RELEASE DATE: May 10
DIRECTOR: Mary Harron
CAST: Hannah Murray, Marianne Rendón, Sosie Bacon, Merritt Wever
Director Harron reunites with her American Psycho/ Notorious Bettie Page co-writer Guinevere Turner for one of several concurrent Charles Manson movies, though this one makes its own space by focusing on the three women who went to prison for participating in the Tate/LaBianca murders. And thus, as the work of two women, it peers past the sensationalist nature of the “Family” and their activities at the Spahn Movie Ranch, drilling down on the psychology of Manson – how he got these women, and how he kept them – while drawing out the importance of humiliation and manipulation in that setting. Matt Smith doesn’t really work as Manson, and the screenplay’s structure is the kind of thing that probably read well but plays clunkily. Yet the singularity of its perspective and the performances surrounding Smith make it worth seeking out.
RELEASE DATE: May 17
DIRECTOR: Joanna Hogg
CAST: Honor Swinton Byrne, Tom Burke, Tilda Swinton
Many of us have been in toxic relationships, and everyone’s probably been close to one, but I’ve rarely seen one captured onscreen with the depth and detail of this quiet character drama from writer/director Hogg. Her focus is Julie (Swinton Byrne), a young filmmaker who takes up with Anthony (Burke), who first seems merely complicated and fascinating, and then proves… more. Hogg works in an elliptical storytelling style, with key scenes joined in progress, and sometimes skipped all together. But it all makes emotional sense, and there’s a blunt effectiveness to the moments she allows us to access; they let us see why Julie shouldn’t trust him, and why she does anyway. It’s emotionally wrenching, but deeply felt and magnificently played.

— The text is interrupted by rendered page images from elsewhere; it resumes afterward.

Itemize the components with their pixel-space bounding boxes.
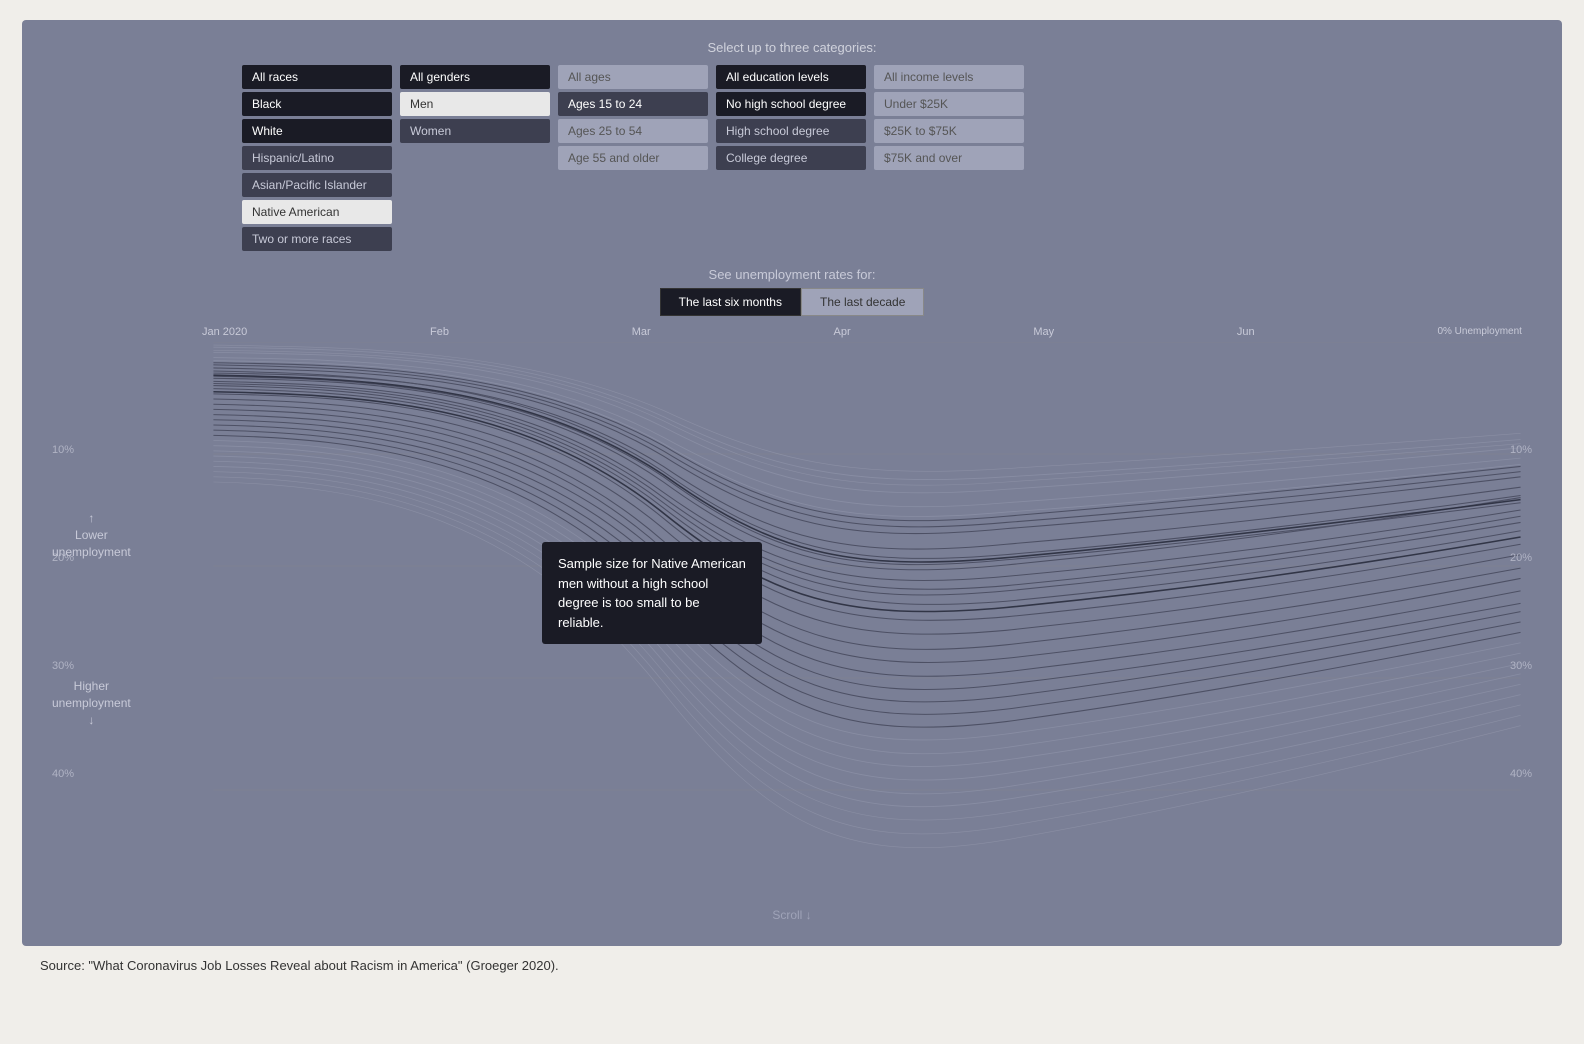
x-label-mar: Mar [632,326,651,338]
chart-svg [42,342,1542,902]
y-label-40-right: 40% [1510,768,1532,780]
x-label-may: May [1033,326,1054,338]
axis-desc-higher-unemployment: Higherunemployment ↓ [52,678,131,728]
filter-ages-25-54[interactable]: Ages 25 to 54 [558,119,708,143]
down-arrow: ↓ [88,713,94,727]
filter-25k-75k[interactable]: $25K to $75K [874,119,1024,143]
filter-hispanic[interactable]: Hispanic/Latino [242,146,392,170]
y-label-10-left: 10% [52,444,74,456]
filter-all-ages[interactable]: All ages [558,65,708,89]
filter-col-gender: All genders Men Women [400,65,550,251]
x-label-feb: Feb [430,326,449,338]
y-label-30-right: 30% [1510,660,1532,672]
y-label-10-right: 10% [1510,444,1532,456]
time-selector: See unemployment rates for: The last six… [42,267,1542,316]
chart-area: Jan 2020 Feb Mar Apr May Jun 0% Unemploy… [42,326,1542,946]
x-label-apr: Apr [833,326,850,338]
select-title: Select up to three categories: [42,40,1542,55]
y-label-40-left: 40% [52,768,74,780]
x-axis: Jan 2020 Feb Mar Apr May Jun 0% Unemploy… [42,326,1542,338]
filter-two-or-more[interactable]: Two or more races [242,227,392,251]
btn-last-decade[interactable]: The last decade [801,288,924,316]
x-label-jan: Jan 2020 [202,326,247,338]
filter-white[interactable]: White [242,119,392,143]
filter-black[interactable]: Black [242,92,392,116]
lower-unemployment-label: Lowerunemployment [52,528,131,559]
filter-all-education[interactable]: All education levels [716,65,866,89]
filter-men[interactable]: Men [400,92,550,116]
zero-label: 0% Unemployment [1437,326,1521,338]
filter-women[interactable]: Women [400,119,550,143]
y-label-20-right: 20% [1510,552,1532,564]
time-selector-label: See unemployment rates for: [42,267,1542,282]
filter-all-genders[interactable]: All genders [400,65,550,89]
filter-age-55-older[interactable]: Age 55 and older [558,146,708,170]
filter-col-income: All income levels Under $25K $25K to $75… [874,65,1024,251]
tooltip: Sample size for Native American men with… [542,542,762,644]
axis-desc-lower-unemployment: ↑ Lowerunemployment [52,510,131,560]
source-text: Source: "What Coronavirus Job Losses Rev… [20,958,1564,973]
filter-col-education: All education levels No high school degr… [716,65,866,251]
filter-col-race: All races Black White Hispanic/Latino As… [242,65,392,251]
filter-under-25k[interactable]: Under $25K [874,92,1024,116]
x-label-jun: Jun [1237,326,1255,338]
main-chart-container: Select up to three categories: All races… [22,20,1562,946]
up-arrow: ↑ [88,511,94,525]
filters-row: All races Black White Hispanic/Latino As… [42,65,1542,251]
filter-no-hs-degree[interactable]: No high school degree [716,92,866,116]
chart-svg-container: 10% 20% 30% 40% 10% 20% 30% 40% ↑ Loweru… [42,342,1542,902]
filter-hs-degree[interactable]: High school degree [716,119,866,143]
filter-col-age: All ages Ages 15 to 24 Ages 25 to 54 Age… [558,65,708,251]
filter-all-races[interactable]: All races [242,65,392,89]
filter-all-income[interactable]: All income levels [874,65,1024,89]
tooltip-text: Sample size for Native American men with… [558,556,746,630]
y-label-30-left: 30% [52,660,74,672]
filter-75k-over[interactable]: $75K and over [874,146,1024,170]
filter-asian[interactable]: Asian/Pacific Islander [242,173,392,197]
btn-last-six-months[interactable]: The last six months [660,288,801,316]
higher-unemployment-label: Higherunemployment [52,679,131,710]
filter-native-american[interactable]: Native American [242,200,392,224]
filter-college-degree[interactable]: College degree [716,146,866,170]
scroll-indicator: Scroll ↓ [42,902,1542,928]
time-buttons: The last six months The last decade [42,288,1542,316]
filter-ages-15-24[interactable]: Ages 15 to 24 [558,92,708,116]
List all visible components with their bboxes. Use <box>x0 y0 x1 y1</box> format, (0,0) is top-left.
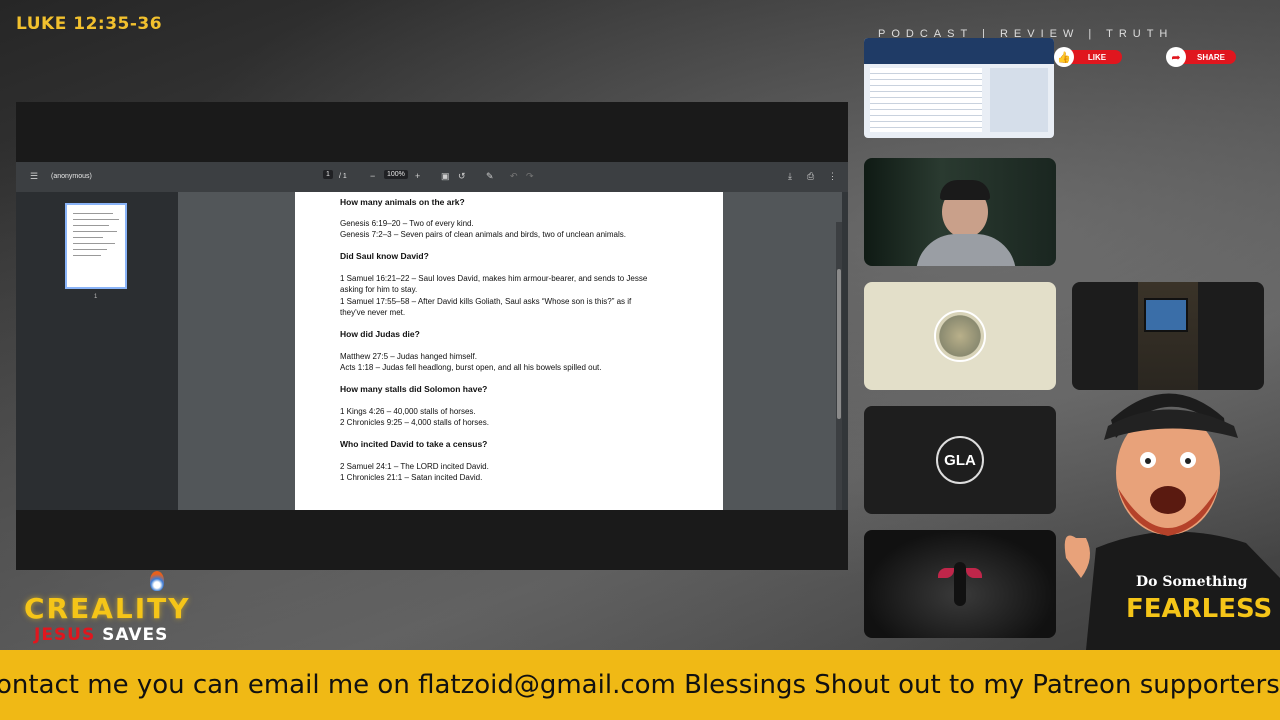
answer-line: 2 Samuel 24:1 – The LORD incited David. <box>340 462 489 471</box>
thumb-line <box>73 225 109 226</box>
page-scrollbar[interactable] <box>836 222 842 510</box>
page-total: / 1 <box>339 173 347 180</box>
jesus-saves-tagline: JESUS SAVES <box>34 625 168 645</box>
answer-line: 1 Chronicles 21:1 – Satan incited David. <box>340 473 483 482</box>
question-heading: Who incited David to take a census? <box>340 439 488 449</box>
figure-wing-left <box>938 568 954 578</box>
page-canvas-area: How many animals on the ark? Genesis 6:1… <box>178 192 842 510</box>
share-label: SHARE <box>1196 52 1225 62</box>
page-thumbnail[interactable] <box>65 203 127 289</box>
zoom-in-icon[interactable]: + <box>415 171 420 181</box>
more-options-icon[interactable]: ⋮ <box>828 171 837 182</box>
annotate-icon[interactable]: ✎ <box>486 171 494 182</box>
question-heading: How many animals on the ark? <box>340 197 465 207</box>
participant-webcam-tile[interactable] <box>864 158 1056 266</box>
person-hoodie <box>916 234 1016 266</box>
page-number-input[interactable]: 1 <box>323 170 333 179</box>
question-heading: Did Saul know David? <box>340 251 429 261</box>
answer-line: 2 Chronicles 9:25 – 4,000 stalls of hors… <box>340 418 489 427</box>
scrollbar-thumb[interactable] <box>837 269 841 419</box>
mini-screen-header <box>864 38 1054 64</box>
thumb-line <box>73 249 107 250</box>
question-heading: How did Judas die? <box>340 329 420 339</box>
zoom-out-icon[interactable]: − <box>370 171 375 181</box>
rotate-icon[interactable]: ↺ <box>458 171 466 182</box>
participant-tile-gla[interactable]: GLA <box>864 406 1056 514</box>
tagline-saves: SAVES <box>102 625 169 645</box>
undo-icon[interactable]: ↶ <box>510 171 518 182</box>
thumbnail-page-number: 1 <box>94 294 98 300</box>
thumb-line <box>73 231 117 232</box>
thumb-line <box>73 237 103 238</box>
host-cartoon-avatar: Do Something FEARLESS <box>1056 378 1280 650</box>
answer-line: 1 Samuel 17:55–58 – After David kills Go… <box>340 297 632 306</box>
thumb-line <box>73 243 115 244</box>
answer-line: asking for him to stay. <box>340 285 418 294</box>
answer-line: 1 Kings 4:26 – 40,000 stalls of horses. <box>340 407 476 416</box>
thumb-line <box>73 213 113 214</box>
answer-line: Genesis 6:19–20 – Two of every kind. <box>340 219 474 228</box>
thumb-line <box>73 219 119 220</box>
thumbnail-sidebar: 1 <box>16 192 179 510</box>
shirt-slogan-line1: Do Something <box>1136 574 1248 590</box>
menu-icon[interactable]: ☰ <box>30 171 38 182</box>
figure-wing-right <box>966 568 982 578</box>
room-tv <box>1144 298 1188 332</box>
shirt-slogan-line2: FEARLESS <box>1126 594 1273 624</box>
answer-line: they've never met. <box>340 308 406 317</box>
document-title: (anonymous) <box>51 173 92 180</box>
download-icon[interactable]: ⤓ <box>788 171 792 182</box>
answer-line: Acts 1:18 – Judas fell headlong, burst o… <box>340 363 602 372</box>
creality-logo: CREALITY <box>24 592 191 625</box>
participant-screen-tile[interactable] <box>864 38 1054 138</box>
answer-line: Matthew 27:5 – Judas hanged himself. <box>340 352 477 361</box>
zoom-level-input[interactable]: 100% <box>384 170 408 179</box>
participant-tile-room[interactable] <box>1072 282 1264 390</box>
news-ticker: ontact me you can email me on flatzoid@g… <box>0 650 1280 720</box>
figure-silhouette <box>954 562 966 606</box>
thumb-line <box>73 255 101 256</box>
ticker-text: ontact me you can email me on flatzoid@g… <box>0 670 1280 700</box>
pdf-viewer: ☰ (anonymous) 1 / 1 − 100% + ▣ ↺ ✎ ↶ ↷ ⤓… <box>16 162 848 510</box>
pdf-toolbar: ☰ (anonymous) 1 / 1 − 100% + ▣ ↺ ✎ ↶ ↷ ⤓… <box>16 162 848 192</box>
coin-emblem <box>934 310 986 362</box>
like-label: LIKE <box>1087 52 1107 62</box>
screen-share-panel: ☰ (anonymous) 1 / 1 − 100% + ▣ ↺ ✎ ↶ ↷ ⤓… <box>16 102 848 570</box>
verse-reference: LUKE 12:35-36 <box>16 14 163 34</box>
tagline-jesus: JESUS <box>34 625 96 645</box>
flame-icon <box>150 571 164 591</box>
mini-screen-sidebar <box>990 68 1048 132</box>
question-heading: How many stalls did Solomon have? <box>340 384 488 394</box>
person-cap <box>940 180 990 200</box>
answer-line: Genesis 7:2–3 – Seven pairs of clean ani… <box>340 230 626 239</box>
fit-page-icon[interactable]: ▣ <box>441 171 450 182</box>
participant-tile-figure[interactable] <box>864 530 1056 638</box>
redo-icon[interactable]: ↷ <box>526 171 534 182</box>
pdf-page: How many animals on the ark? Genesis 6:1… <box>295 192 723 510</box>
mini-screen-body <box>870 68 982 132</box>
participant-tile-coin[interactable] <box>864 282 1056 390</box>
participant-initials-avatar: GLA <box>936 436 984 484</box>
share-arrow-icon: ➦ <box>1166 47 1186 67</box>
answer-line: 1 Samuel 16:21–22 – Saul loves David, ma… <box>340 274 648 283</box>
print-icon[interactable]: ⎙ <box>807 171 814 182</box>
thumbs-up-icon: 👍 <box>1054 47 1074 67</box>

Woodstock: Three Days that Defined a Generation
RELEASE DATE: May 24 (NYC) / June 7 (Los Angeles)
DIRECTOR: Barak Goodman
Even on the fiftieth anniversary, it’s worth asking what this documentary of the 1969 music festival could add to Woodstock, the contemporaneous (and definitive) music and event documentary. So director Goodman wisely seizes on the cuckoo-bananas logistics of the vent, conveying what a seat-of-their-pants endeavor this was, and how it just barely came together it all. That material might’ve dampened the good vibes of the earlier film, but here they help crystalize what a miracle that weekend was, and make the viewer feel like more of a participant. The concert doc puts you in the audience; this one puts you backstage. It’s enlightening, and, in its own way, thrilling.